Celebrated cultural critic and novelist Roxane Gay came to the Southbank Centre in December 2018, to take to our Royal Festival Hall stage for her first ever UK in conversation event.
An associate professor of English at Purdue University, and a contributing writer for The New York Times, Gay released Bad Feminist in 2014, a collection of essays which merged pop culture with her own experience to explore the complexities of being a feminist in modern America.
Gay has become renowned for her humour, honesty and sensitivity; all of which are in evidence in her latest book, the New York Times best-seller Hunger (2017). Drawing on her own experience once again, with startling intimacy, Gay looks at sensitivity about food and bodies to explore our shared anxieties over pleasure, consumption, appearance and health.
Back in 2018 we grabbed five minutes with the best-selling writer and essayist to discuss finding her place in feminism, intersectionality and grappling with pop culture.
One of the things I like about The Bad Feminist, is your acknowledgment of a position on a spectrum of feminism. Is this a position you consciously sought to place yourself, or is it more a case of realising and embracing your place, rather than trying to force yourself to meet an expectation?
It's both, really. We have to make space for ourselves in the movements that matter most to us. But I was able to make space for myself within feminism by recognizing and embracing the ways in which I live my feminist ideals and the ways in which I fall short.

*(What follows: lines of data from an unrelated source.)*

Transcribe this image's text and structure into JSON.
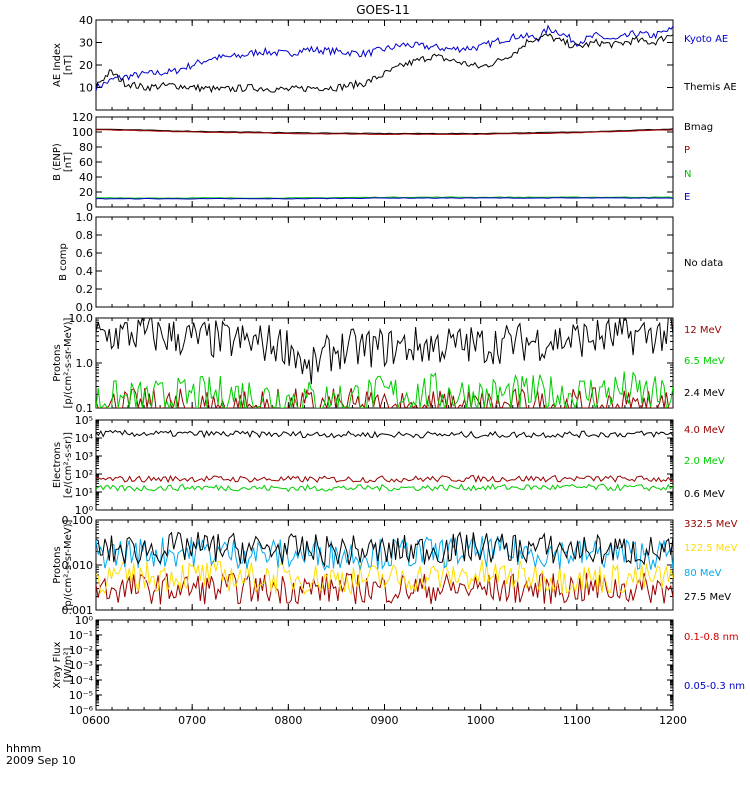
{
  "figure": {
    "title": "GOES-11",
    "footer_line1": "hhmm",
    "footer_line2": "2009 Sep 10"
  },
  "chart_data": [
    {
      "id": "ae",
      "type": "line",
      "ylabel": [
        "AE Index",
        "[nT]"
      ],
      "ylim": [
        0,
        40
      ],
      "scale": "linear",
      "yticks": [
        {
          "v": 10,
          "label": "10"
        },
        {
          "v": 20,
          "label": "20"
        },
        {
          "v": 30,
          "label": "30"
        },
        {
          "v": 40,
          "label": "40"
        }
      ],
      "series": [
        {
          "name": "Kyoto AE",
          "color": "#0000cc",
          "x": [
            6.0,
            6.2,
            6.5,
            6.8,
            7.0,
            7.2,
            7.5,
            7.7,
            8.0,
            8.2,
            8.5,
            8.8,
            9.0,
            9.2,
            9.5,
            9.7,
            10.0,
            10.2,
            10.4,
            10.6,
            10.7,
            10.8,
            11.0,
            11.2,
            11.4,
            11.6,
            11.8,
            12.0
          ],
          "y": [
            10,
            14,
            16,
            17,
            20,
            23,
            24,
            26,
            25,
            27,
            26,
            25,
            27,
            29,
            28,
            27,
            28,
            31,
            33,
            32,
            36,
            35,
            30,
            33,
            31,
            34,
            33,
            36
          ]
        },
        {
          "name": "Themis AE",
          "color": "#000000",
          "x": [
            6.0,
            6.15,
            6.3,
            6.5,
            6.8,
            7.0,
            7.3,
            7.6,
            8.0,
            8.3,
            8.5,
            8.8,
            9.0,
            9.2,
            9.5,
            9.7,
            10.0,
            10.2,
            10.4,
            10.5,
            10.7,
            10.8,
            11.0,
            11.2,
            11.4,
            11.6,
            11.8,
            12.0
          ],
          "y": [
            11,
            17,
            12,
            10,
            11,
            10,
            9,
            10,
            9,
            10,
            10,
            12,
            16,
            20,
            24,
            22,
            19,
            22,
            27,
            31,
            33,
            31,
            28,
            30,
            29,
            31,
            30,
            34
          ]
        }
      ]
    },
    {
      "id": "b",
      "type": "line",
      "ylabel": [
        "B (ENP)",
        "[nT]"
      ],
      "ylim": [
        0,
        120
      ],
      "scale": "linear",
      "yticks": [
        {
          "v": 0,
          "label": "0"
        },
        {
          "v": 20,
          "label": "20"
        },
        {
          "v": 40,
          "label": "40"
        },
        {
          "v": 60,
          "label": "60"
        },
        {
          "v": 80,
          "label": "80"
        },
        {
          "v": 100,
          "label": "100"
        },
        {
          "v": 120,
          "label": "120"
        }
      ],
      "series": [
        {
          "name": "Bmag",
          "color": "#000000",
          "x": [
            6,
            7,
            8,
            9,
            10,
            11,
            12
          ],
          "y": [
            104,
            101,
            99,
            98,
            98,
            100,
            104
          ]
        },
        {
          "name": "P",
          "color": "#aa0000",
          "x": [
            6,
            7,
            8,
            9,
            10,
            11,
            12
          ],
          "y": [
            103,
            100,
            98,
            97,
            97,
            99,
            103
          ]
        },
        {
          "name": "N",
          "color": "#00bb00",
          "x": [
            6,
            7,
            8,
            9,
            10,
            11,
            12
          ],
          "y": [
            12,
            12,
            12,
            13,
            13,
            13,
            13
          ]
        },
        {
          "name": "E",
          "color": "#0000cc",
          "x": [
            6,
            7,
            8,
            9,
            10,
            11,
            12
          ],
          "y": [
            11,
            11,
            11,
            12,
            12,
            12,
            12
          ]
        }
      ]
    },
    {
      "id": "bcomp",
      "type": "line",
      "ylabel": [
        "B comp"
      ],
      "ylim": [
        0,
        1
      ],
      "scale": "linear",
      "yticks": [
        {
          "v": 0,
          "label": "0.0"
        },
        {
          "v": 0.2,
          "label": "0.2"
        },
        {
          "v": 0.4,
          "label": "0.4"
        },
        {
          "v": 0.6,
          "label": "0.6"
        },
        {
          "v": 0.8,
          "label": "0.8"
        },
        {
          "v": 1.0,
          "label": "1.0"
        }
      ],
      "status": "No data",
      "series": []
    },
    {
      "id": "protons_low",
      "type": "line",
      "ylabel": [
        "Protons",
        "[p/(cm²-s-sr-MeV)]"
      ],
      "ylim": [
        0.1,
        10
      ],
      "scale": "log",
      "yticks": [
        {
          "v": 0.1,
          "label": "0.1"
        },
        {
          "v": 1,
          "label": "1.0"
        },
        {
          "v": 10,
          "label": "10.0"
        }
      ],
      "series": [
        {
          "name": "12 MeV",
          "color": "#990000",
          "x": [
            6.5,
            7.0,
            7.5,
            8.0,
            8.5,
            9.0,
            9.5,
            10.0,
            10.5,
            11.0,
            11.5,
            12.0
          ],
          "y": [
            0.1,
            0.1,
            0.1,
            0.1,
            0.1,
            0.1,
            0.1,
            0.1,
            0.1,
            0.1,
            0.1,
            0.1
          ]
        },
        {
          "name": "6.5 MeV",
          "color": "#00cc00",
          "x": [
            6.5,
            7.0,
            7.5,
            8.0,
            8.5,
            9.0,
            9.5,
            10.0,
            10.5,
            11.0,
            11.5,
            12.0
          ],
          "y": [
            0.15,
            0.18,
            0.2,
            0.16,
            0.15,
            0.2,
            0.22,
            0.18,
            0.2,
            0.2,
            0.25,
            0.15
          ]
        },
        {
          "name": "2.4 MeV",
          "color": "#000000",
          "x": [
            6.0,
            6.5,
            7.0,
            7.5,
            8.0,
            8.2,
            8.5,
            9.0,
            9.5,
            10.0,
            10.5,
            11.0,
            11.5,
            12.0
          ],
          "y": [
            4.0,
            4.5,
            3.5,
            3.0,
            2.5,
            0.5,
            2.0,
            2.2,
            2.5,
            2.5,
            3.0,
            3.5,
            4.0,
            4.5
          ]
        }
      ]
    },
    {
      "id": "electrons",
      "type": "line",
      "ylabel": [
        "Electrons",
        "[e/(cm²-s-sr)]"
      ],
      "ylim": [
        1,
        100000
      ],
      "scale": "log",
      "yticks": [
        {
          "v": 1,
          "label": "10⁰"
        },
        {
          "v": 10,
          "label": "10¹"
        },
        {
          "v": 100,
          "label": "10²"
        },
        {
          "v": 1000,
          "label": "10³"
        },
        {
          "v": 10000,
          "label": "10⁴"
        },
        {
          "v": 100000,
          "label": "10⁵"
        }
      ],
      "series": [
        {
          "name": "4.0 MeV",
          "color": "#990000",
          "x": [
            6,
            7,
            8,
            9,
            10,
            11,
            12
          ],
          "y": [
            50,
            55,
            50,
            52,
            55,
            55,
            52
          ]
        },
        {
          "name": "2.0 MeV",
          "color": "#00cc00",
          "x": [
            6,
            7,
            8,
            9,
            10,
            11,
            12
          ],
          "y": [
            15,
            18,
            16,
            17,
            18,
            18,
            17
          ]
        },
        {
          "name": "0.6 MeV",
          "color": "#000000",
          "x": [
            6,
            7,
            8,
            9,
            10,
            11,
            12
          ],
          "y": [
            18000,
            17000,
            16000,
            15500,
            15000,
            16000,
            17000
          ]
        }
      ]
    },
    {
      "id": "protons_high",
      "type": "line",
      "ylabel": [
        "Protons",
        "[p/(cm²-s-sr-MeV)]"
      ],
      "ylim": [
        0.001,
        0.1
      ],
      "scale": "log",
      "yticks": [
        {
          "v": 0.001,
          "label": "0.001"
        },
        {
          "v": 0.01,
          "label": "0.010"
        },
        {
          "v": 0.1,
          "label": "0.100"
        }
      ],
      "series": [
        {
          "name": "332.5 MeV",
          "color": "#990000",
          "x": [
            6,
            7,
            8,
            9,
            10,
            11,
            12
          ],
          "y": [
            0.003,
            0.003,
            0.003,
            0.003,
            0.003,
            0.003,
            0.003
          ]
        },
        {
          "name": "122.5 MeV",
          "color": "#ffdd00",
          "x": [
            6,
            7,
            8,
            9,
            10,
            11,
            12
          ],
          "y": [
            0.005,
            0.006,
            0.005,
            0.005,
            0.006,
            0.005,
            0.005
          ]
        },
        {
          "name": "80 MeV",
          "color": "#00aaee",
          "x": [
            6,
            7,
            8,
            9,
            10,
            11,
            12
          ],
          "y": [
            0.018,
            0.02,
            0.017,
            0.018,
            0.02,
            0.018,
            0.017
          ]
        },
        {
          "name": "27.5 MeV",
          "color": "#000000",
          "x": [
            6,
            7,
            8,
            9,
            10,
            11,
            12
          ],
          "y": [
            0.02,
            0.025,
            0.022,
            0.02,
            0.025,
            0.022,
            0.02
          ]
        }
      ]
    },
    {
      "id": "xray",
      "type": "line",
      "ylabel": [
        "Xray Flux",
        "[W/m²]"
      ],
      "ylim": [
        1e-06,
        1
      ],
      "scale": "log",
      "yticks": [
        {
          "v": 1e-06,
          "label": "10⁻⁶"
        },
        {
          "v": 1e-05,
          "label": "10⁻⁵"
        },
        {
          "v": 0.0001,
          "label": "10⁻⁴"
        },
        {
          "v": 0.001,
          "label": "10⁻³"
        },
        {
          "v": 0.01,
          "label": "10⁻²"
        },
        {
          "v": 0.1,
          "label": "10⁻¹"
        },
        {
          "v": 1,
          "label": "10⁰"
        }
      ],
      "legend_only": [
        {
          "name": "0.1-0.8 nm",
          "color": "#cc0000"
        },
        {
          "name": "0.05-0.3 nm",
          "color": "#0000cc"
        }
      ],
      "series": []
    }
  ],
  "xaxis": {
    "range": [
      6,
      12
    ],
    "ticks": [
      {
        "v": 6,
        "label": "0600"
      },
      {
        "v": 7,
        "label": "0700"
      },
      {
        "v": 8,
        "label": "0800"
      },
      {
        "v": 9,
        "label": "0900"
      },
      {
        "v": 10,
        "label": "1000"
      },
      {
        "v": 11,
        "label": "1100"
      },
      {
        "v": 12,
        "label": "1200"
      }
    ]
  }
}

You’ve previously suggested too many women are afraid to be labelled as feminists; do you think this still the case? Or has it perhaps been lessened by prominent social movements such as #MeToo and #TimesUp?

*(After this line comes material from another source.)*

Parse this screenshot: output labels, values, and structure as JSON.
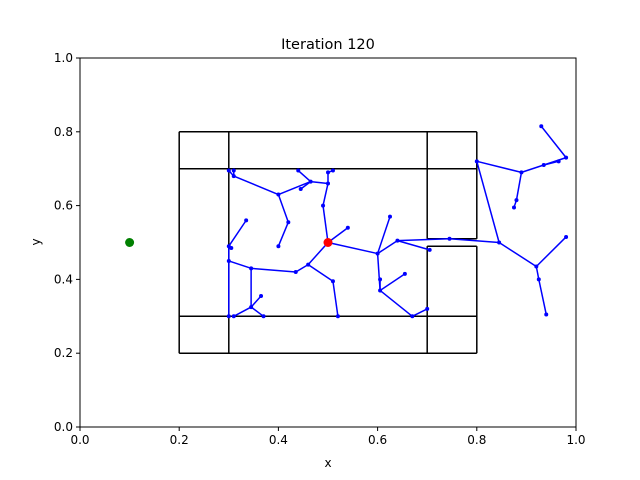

This is absolutely still the case. There are so many women who are reluctant or afraid or unwilling to be labeled as feminists, for a range of reasons. But mostly, they shy away from the label because they know there is a social cost, despite the prominence of MeToo or TimesUp.

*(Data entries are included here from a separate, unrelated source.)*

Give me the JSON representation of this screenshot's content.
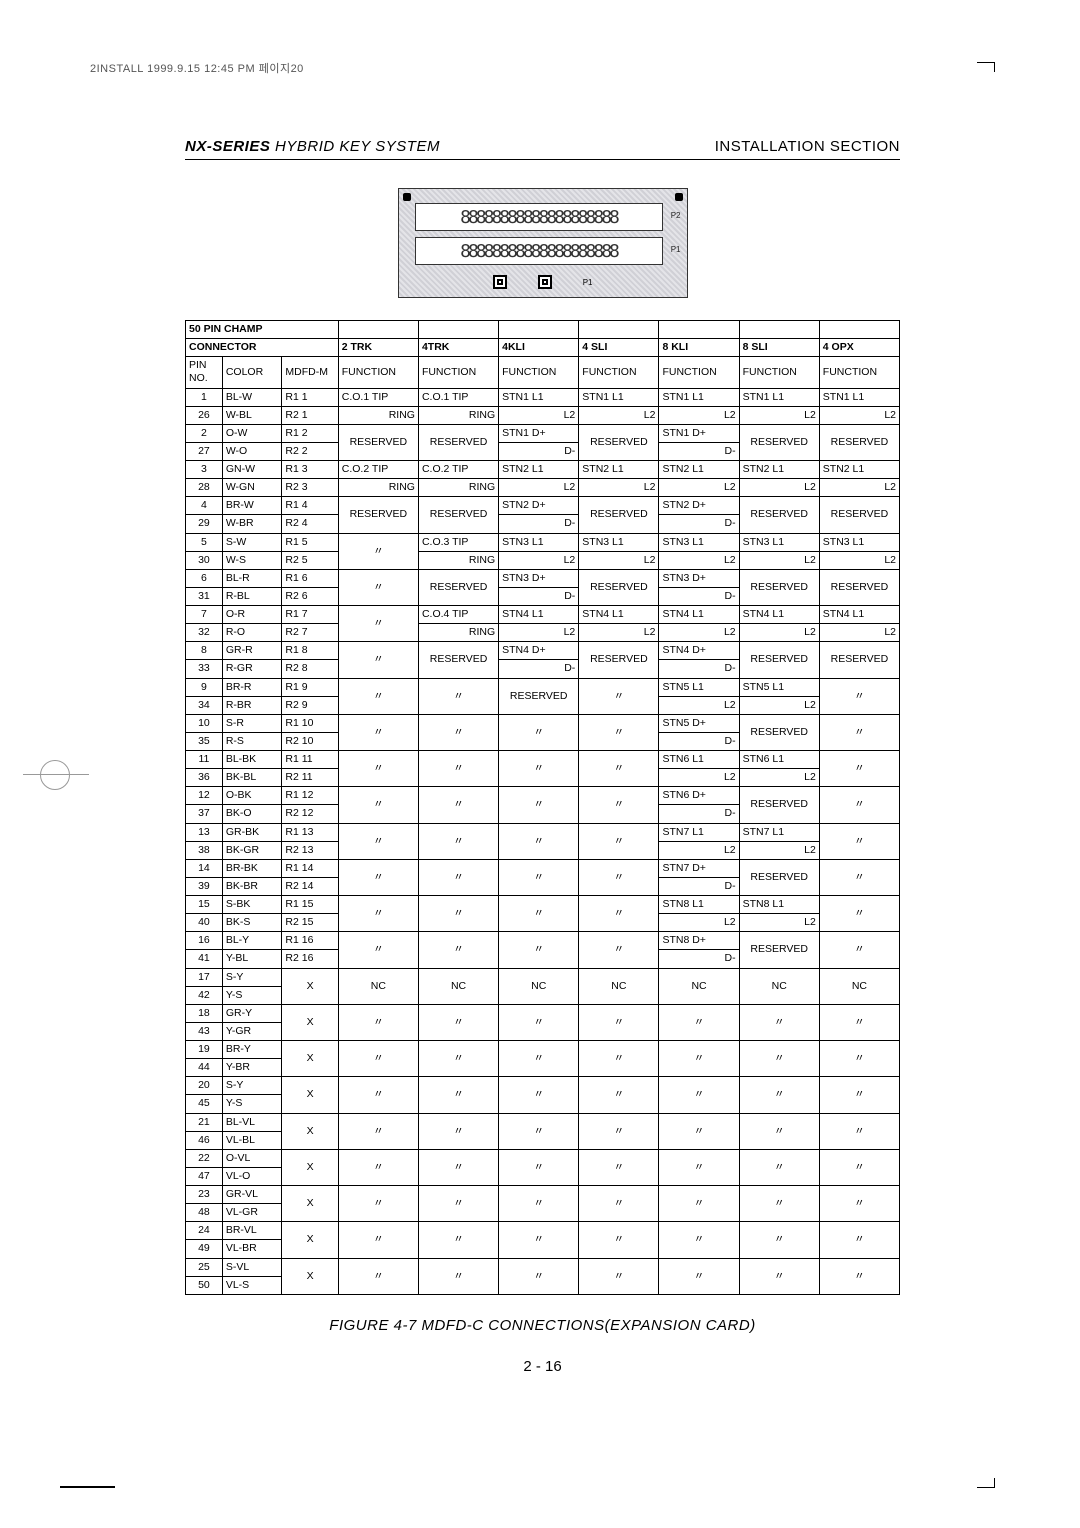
{
  "print_note": "2INSTALL  1999.9.15 12:45 PM  페이지20",
  "header": {
    "series": "NX-SERIES",
    "subtitle": "HYBRID KEY SYSTEM",
    "section": "INSTALLATION SECTION"
  },
  "connector": {
    "label_top": "P2",
    "label_bot": "P1",
    "bottom_label": "P1"
  },
  "table": {
    "title": "50 PIN CHAMP",
    "group_header_left": "CONNECTOR",
    "group_headers": [
      "2 TRK",
      "4TRK",
      "4KLI",
      "4 SLI",
      "8 KLI",
      "8 SLI",
      "4 OPX"
    ],
    "sub_headers_left": [
      "PIN NO.",
      "COLOR",
      "MDFD-M"
    ],
    "sub_header_fn": "FUNCTION",
    "rows": [
      {
        "pins": [
          "1",
          "26"
        ],
        "colors": [
          "BL-W",
          "W-BL"
        ],
        "mdfd": [
          "R1   1",
          "R2   1"
        ],
        "cells": [
          "C.O.1   TIP\nRING",
          "C.O.1   TIP\nRING",
          "STN1   L1\nL2",
          "STN1    L1\nL2",
          "STN1   L1\nL2",
          "STN1   L1\nL2",
          "STN1    L1\nL2"
        ]
      },
      {
        "pins": [
          "2",
          "27"
        ],
        "colors": [
          "O-W",
          "W-O"
        ],
        "mdfd": [
          "R1   2",
          "R2   2"
        ],
        "cells": [
          "RESERVED",
          "RESERVED",
          "STN1   D+\nD-",
          "RESERVED",
          "STN1   D+\nD-",
          "RESERVED",
          "RESERVED"
        ]
      },
      {
        "pins": [
          "3",
          "28"
        ],
        "colors": [
          "GN-W",
          "W-GN"
        ],
        "mdfd": [
          "R1   3",
          "R2   3"
        ],
        "cells": [
          "C.O.2    TIP\nRING",
          "C.O.2  TIP\nRING",
          "STN2   L1\nL2",
          "STN2    L1\nL2",
          "STN2   L1\nL2",
          "STN2   L1\nL2",
          "STN2    L1\nL2"
        ]
      },
      {
        "pins": [
          "4",
          "29"
        ],
        "colors": [
          "BR-W",
          "W-BR"
        ],
        "mdfd": [
          "R1   4",
          "R2   4"
        ],
        "cells": [
          "RESERVED",
          "RESERVED",
          "STN2   D+\nD-",
          "RESERVED",
          "STN2   D+\nD-",
          "RESERVED",
          "RESERVED"
        ]
      },
      {
        "pins": [
          "5",
          "30"
        ],
        "colors": [
          "S-W",
          "W-S"
        ],
        "mdfd": [
          "R1   5",
          "R2   5"
        ],
        "cells": [
          "〃",
          "C.O.3  TIP\nRING",
          "STN3   L1\nL2",
          "STN3    L1\nL2",
          "STN3   L1\nL2",
          "STN3  L1\nL2",
          "STN3    L1\nL2"
        ]
      },
      {
        "pins": [
          "6",
          "31"
        ],
        "colors": [
          "BL-R",
          "R-BL"
        ],
        "mdfd": [
          "R1   6",
          "R2   6"
        ],
        "cells": [
          "〃",
          "RESERVED",
          "STN3   D+\nD-",
          "RESERVED",
          "STN3   D+\nD-",
          "RESERVED",
          "RESERVED"
        ]
      },
      {
        "pins": [
          "7",
          "32"
        ],
        "colors": [
          "O-R",
          "R-O"
        ],
        "mdfd": [
          "R1   7",
          "R2   7"
        ],
        "cells": [
          "〃",
          "C.O.4  TIP\nRING",
          "STN4   L1\nL2",
          "STN4    L1\nL2",
          "STN4   L1\nL2",
          "STN4  L1\nL2",
          "STN4    L1\nL2"
        ]
      },
      {
        "pins": [
          "8",
          "33"
        ],
        "colors": [
          "GR-R",
          "R-GR"
        ],
        "mdfd": [
          "R1   8",
          "R2   8"
        ],
        "cells": [
          "〃",
          "RESERVED",
          "STN4   D+\nD-",
          "RESERVED",
          "STN4   D+\nD-",
          "RESERVED",
          "RESERVED"
        ]
      },
      {
        "pins": [
          "9",
          "34"
        ],
        "colors": [
          "BR-R",
          "R-BR"
        ],
        "mdfd": [
          "R1   9",
          "R2   9"
        ],
        "cells": [
          "〃",
          "〃",
          "RESERVED",
          "〃",
          "STN5   L1\nL2",
          "STN5  L1\nL2",
          "〃"
        ]
      },
      {
        "pins": [
          "10",
          "35"
        ],
        "colors": [
          "S-R",
          "R-S"
        ],
        "mdfd": [
          "R1  10",
          "R2  10"
        ],
        "cells": [
          "〃",
          "〃",
          "〃",
          "〃",
          "STN5   D+\nD-",
          "RESERVED",
          "〃"
        ]
      },
      {
        "pins": [
          "11",
          "36"
        ],
        "colors": [
          "BL-BK",
          "BK-BL"
        ],
        "mdfd": [
          "R1  11",
          "R2  11"
        ],
        "cells": [
          "〃",
          "〃",
          "〃",
          "〃",
          "STN6   L1\nL2",
          "STN6  L1\nL2",
          "〃"
        ]
      },
      {
        "pins": [
          "12",
          "37"
        ],
        "colors": [
          "O-BK",
          "BK-O"
        ],
        "mdfd": [
          "R1  12",
          "R2  12"
        ],
        "cells": [
          "〃",
          "〃",
          "〃",
          "〃",
          "STN6   D+\nD-",
          "RESERVED",
          "〃"
        ]
      },
      {
        "pins": [
          "13",
          "38"
        ],
        "colors": [
          "GR-BK",
          "BK-GR"
        ],
        "mdfd": [
          "R1  13",
          "R2  13"
        ],
        "cells": [
          "〃",
          "〃",
          "〃",
          "〃",
          "STN7   L1\nL2",
          "STN7  L1\nL2",
          "〃"
        ]
      },
      {
        "pins": [
          "14",
          "39"
        ],
        "colors": [
          "BR-BK",
          "BK-BR"
        ],
        "mdfd": [
          "R1  14",
          "R2  14"
        ],
        "cells": [
          "〃",
          "〃",
          "〃",
          "〃",
          "STN7   D+\nD-",
          "RESERVED",
          "〃"
        ]
      },
      {
        "pins": [
          "15",
          "40"
        ],
        "colors": [
          "S-BK",
          "BK-S"
        ],
        "mdfd": [
          "R1  15",
          "R2  15"
        ],
        "cells": [
          "〃",
          "〃",
          "〃",
          "〃",
          "STN8   L1\nL2",
          "STN8  L1\nL2",
          "〃"
        ]
      },
      {
        "pins": [
          "16",
          "41"
        ],
        "colors": [
          "BL-Y",
          "Y-BL"
        ],
        "mdfd": [
          "R1  16",
          "R2  16"
        ],
        "cells": [
          "〃",
          "〃",
          "〃",
          "〃",
          "STN8   D+\nD-",
          "RESERVED",
          "〃"
        ]
      },
      {
        "pins": [
          "17",
          "42"
        ],
        "colors": [
          "S-Y",
          "Y-S"
        ],
        "mdfd": [
          "X",
          ""
        ],
        "cells": [
          "NC",
          "NC",
          "NC",
          "NC",
          "NC",
          "NC",
          "NC"
        ]
      },
      {
        "pins": [
          "18",
          "43"
        ],
        "colors": [
          "GR-Y",
          "Y-GR"
        ],
        "mdfd": [
          "X",
          ""
        ],
        "cells": [
          "〃",
          "〃",
          "〃",
          "〃",
          "〃",
          "〃",
          "〃"
        ]
      },
      {
        "pins": [
          "19",
          "44"
        ],
        "colors": [
          "BR-Y",
          "Y-BR"
        ],
        "mdfd": [
          "X",
          ""
        ],
        "cells": [
          "〃",
          "〃",
          "〃",
          "〃",
          "〃",
          "〃",
          "〃"
        ]
      },
      {
        "pins": [
          "20",
          "45"
        ],
        "colors": [
          "S-Y",
          "Y-S"
        ],
        "mdfd": [
          "X",
          ""
        ],
        "cells": [
          "〃",
          "〃",
          "〃",
          "〃",
          "〃",
          "〃",
          "〃"
        ]
      },
      {
        "pins": [
          "21",
          "46"
        ],
        "colors": [
          "BL-VL",
          "VL-BL"
        ],
        "mdfd": [
          "X",
          ""
        ],
        "cells": [
          "〃",
          "〃",
          "〃",
          "〃",
          "〃",
          "〃",
          "〃"
        ]
      },
      {
        "pins": [
          "22",
          "47"
        ],
        "colors": [
          "O-VL",
          "VL-O"
        ],
        "mdfd": [
          "X",
          ""
        ],
        "cells": [
          "〃",
          "〃",
          "〃",
          "〃",
          "〃",
          "〃",
          "〃"
        ]
      },
      {
        "pins": [
          "23",
          "48"
        ],
        "colors": [
          "GR-VL",
          "VL-GR"
        ],
        "mdfd": [
          "X",
          ""
        ],
        "cells": [
          "〃",
          "〃",
          "〃",
          "〃",
          "〃",
          "〃",
          "〃"
        ]
      },
      {
        "pins": [
          "24",
          "49"
        ],
        "colors": [
          "BR-VL",
          "VL-BR"
        ],
        "mdfd": [
          "X",
          ""
        ],
        "cells": [
          "〃",
          "〃",
          "〃",
          "〃",
          "〃",
          "〃",
          "〃"
        ]
      },
      {
        "pins": [
          "25",
          "50"
        ],
        "colors": [
          "S-VL",
          "VL-S"
        ],
        "mdfd": [
          "X",
          ""
        ],
        "cells": [
          "〃",
          "〃",
          "〃",
          "〃",
          "〃",
          "〃",
          "〃"
        ]
      }
    ]
  },
  "caption": "FIGURE 4-7 MDFD-C CONNECTIONS(EXPANSION CARD)",
  "page_number": "2 - 16"
}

Your forthcoming book, Not That Bad looks at rape culture. Do you think it is time that we shifted the language and focus on this, and begin calling it ‘rapist culture’?
‘Rape culture’ is an appropriate name for what rape culture is and it includes looking at rapist culture, but to only call it rapist culture leaves out some critical issues regarding rape culture, how people are conditioned to see sexual violence, how popular culture reinforces certain ideas about sexual violence, etc.
I’ve seen you described as a representative of intersectional feminism - how far do you think we still have to go before intersectionality ceases to be seen as an offshoot of feminism?
We're still defining what intersectional means, which is a pretty damning measure of how far we have to go. I do hope for a day when feminism simply stands for intersectional feminism, as it should, but first people have to understand that women inhabit multiple identities that must be considered when discussing matters of equity and equality.
Lastly, is it still possible for someone to be a feminist, and yet crank up the volume on rap tracks featuring misogynistic and degrading lyrics?
I wrote a whole book about this. Yes, it is possible to be a feminist and listen to misogynistic music. That said, at some point we have to hold ourselves accountable for the pop culture we consume. The more we demand such music, the less incentive musicians have to change what they supply.